On Thu, 25 Aug 2005, Tim Peoples <tim at toolman.org> wrote:
> The reason you're not getting the quotes in Perl is because they
> aren't there; the shell has already removed them in order to parse
> the command line into an array of strings.  The quotes are merely a
> shell device to tell it not to separate the tokens on whitespace and
> to treat the whole quoted string as one token.

Quoting also tells the shell not to expand certain metacharacters:
" still allows $ interpretation, \ interpretation, and others, while
' allows much less.

Bill wrote:
> I will concede it may be a 'C' thing.  However, there are other
> executables in *nix that manage to get the unfiltered command line.

That's not possible.

> How about:
>
>    $cmdline = join(' ', map { (/\s/) ? "\"$_\"" : $_ } @ARGV);

Whitespace isn't the only problematic character.  Also, you use double
quotes, and that allows for far more interpretation inside, which you
generally don't want.

Consider
    mycmd arg1 arg2 '*' arg4
    mycmd arg1 "arg2'rest"
    mycmd arg1 'arg2"rest'
    mycmd one_backslash\\after_parsing
    mycmd arg1 "arg2\"'rest"
    mycmd 'arg1$rest'

It's a very difficult problem to re-add proper quoting in general.
In the past, I've tended to just single-quote each argument.
This still fails if any argument contains at least one single quote (').

Doing a cursory search at CPAN, though, via <http://search.cpan.org/>
with "quoting shell arguments" as the search, indicates that
String::ShellQuote may do what you want.  That's just the hit I saw on
the first page; there may be other packages.

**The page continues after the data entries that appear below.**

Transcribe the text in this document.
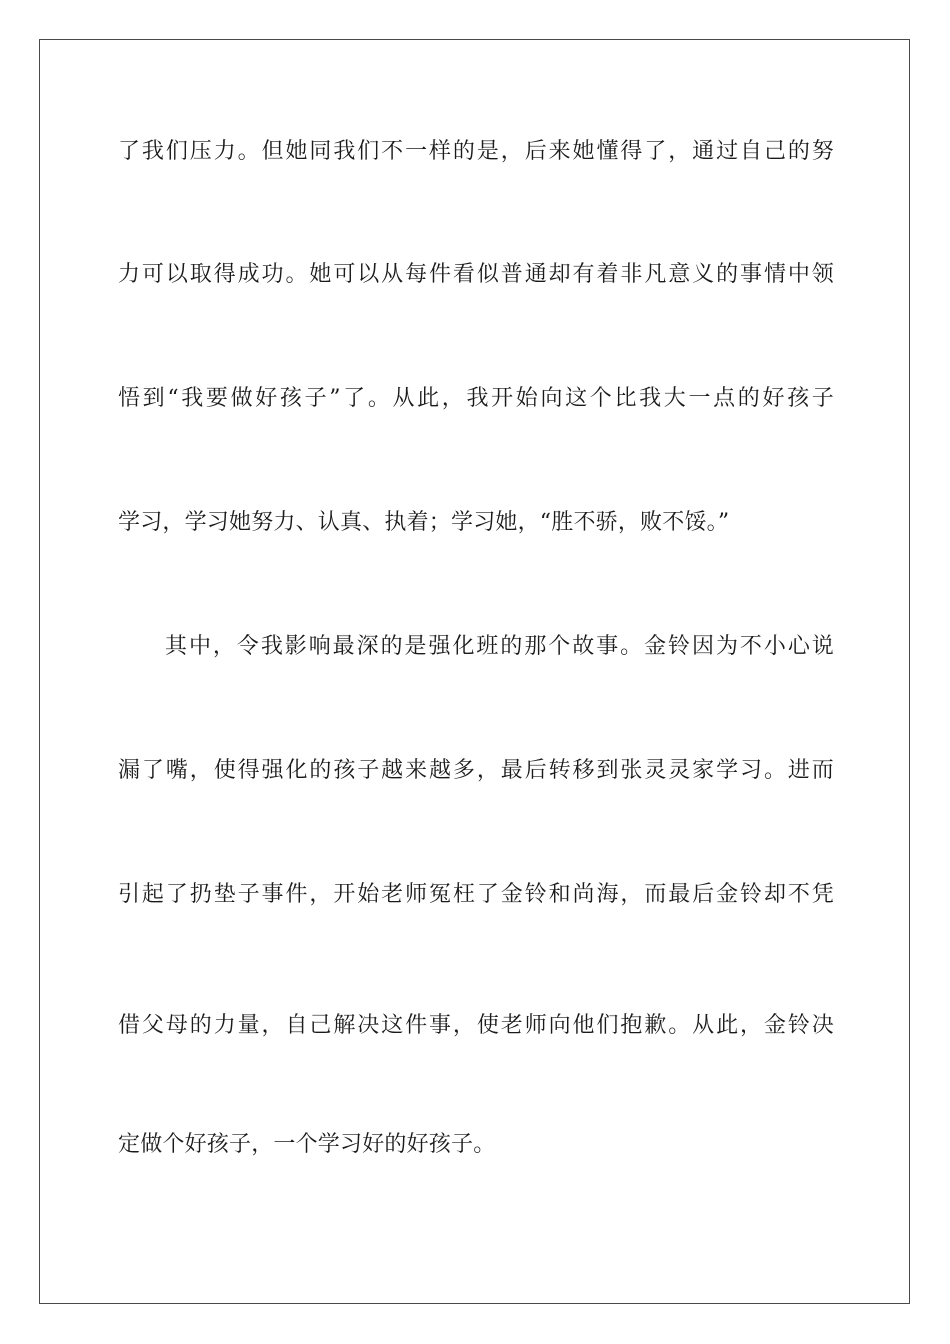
了我们压力。但她同我们不一样的是，后来她懂得了，通过自己的努
力可以取得成功。她可以从每件看似普通却有着非凡意义的事情中领
悟到“我要做好孩子”了。从此，我开始向这个比我大一点的好孩子
学习，学习她努力、认真、执着；学习她，“胜不骄，败不馁。”
其中，令我影响最深的是强化班的那个故事。金铃因为不小心说
漏了嘴，使得强化的孩子越来越多，最后转移到张灵灵家学习。进而
引起了扔垫子事件，开始老师冤枉了金铃和尚海，而最后金铃却不凭
借父母的力量，自己解决这件事，使老师向他们抱歉。从此，金铃决
定做个好孩子，一个学习好的好孩子。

> I think this begs the quetion of, "Why are you wanting to recombine
> your command line into a single string?"  The tokens are already
> parsed for you.

To be precise, it doesn't "beg the question", it "leaves unanswered
the underlying question".
    beg the question: Take for granted or assume the truth of the very
    thing being questioned. For example, "Shopping now for a dress to
    wear to the ceremony is really begging the question---she hasn't
    been invited yet". This phrase, whose roots are in Aristotle's
    writings on logic, came into English in the late 1500s. In the
    1990s, however, people sometimes used the phrase as a synonym of
    "ask the question" (as in 'The article begs the question: "What
    are we afraid of?"').

It can convenient to pass off a command line to the shell, as in

    system("mycommand '$arg1' '$arg2' >out.txt 2>&1 || rm '$lockfile'");

Yes, all of that can be done in Perl, but I'd have to implement the
saving of file descriptors, opening of the output file, unlinking,
...  In such cases, I've known that the arguments can't have "'".